EU-Corona-Hilfe: Viel Drama, viel Streit und sehr viel Geld

Brüssel will insgesamt gewaltige 2.400 Milliarden Euro ausgeben, um Europas Wirtschaft wieder in Gang zu bringen. Kanzler Kurz beharrt: Mehr Kredite, weniger Zuschüsse.

Sie hat begonnen – die „Mutter aller Schlachten“ um das Geld in der Europäischen Union: Gerungen wird dabei nicht nur um das nächste, siebenjährige EU-Budget mit einem Volumen von rund 1.100 Milliarden Euro.
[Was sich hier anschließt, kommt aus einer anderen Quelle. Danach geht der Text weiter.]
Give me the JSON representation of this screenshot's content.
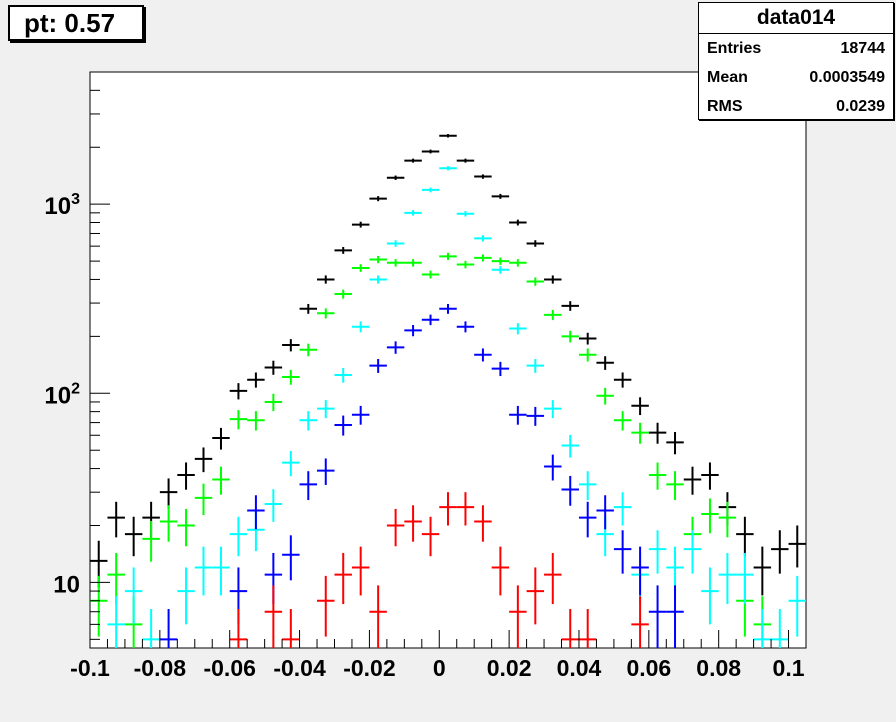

Gekämpft wird auch um die Verteilung von zusätzlichen 750 Milliarden Euro, die den von der Corona-Krise besonders schwer getroffenen Staaten wieder auf die Beine helfen sollen.

Italien und Spanien werden demnach einen großen Teil dieser Hilfe ausschöpfen (insgesamt 313 Milliarden Euro), wie die EU-Kommission am Mittwoch darlegte. Entsprechend zufrieden fielen gestern die ersten Reaktionen aus Rom und aus Madrid aus.

Und um ein Scheitern der Verhandlungen ums große Geld gleich von vornherein zu verhindern, präsentierte Kommissionschefin Ursula von der Leyen einen sorgsam austarierten Kompromissplan: Eine halbe Billion Euro für den Wiederaufbau der Wirtschaft wird in Form von nicht rückzahlbaren Zuschüssen verteilt, sagte die Kommissionschefin.

Damit kommt sie den Forderungen der deutschen Kanzlerin Merkel und Frankreichs Präsident Macron entgegen: Beide pochten auf die Vergabe von Zuschüssen; angesichts der Schwere der Krise sei einigen Ländern nur so zu helfen.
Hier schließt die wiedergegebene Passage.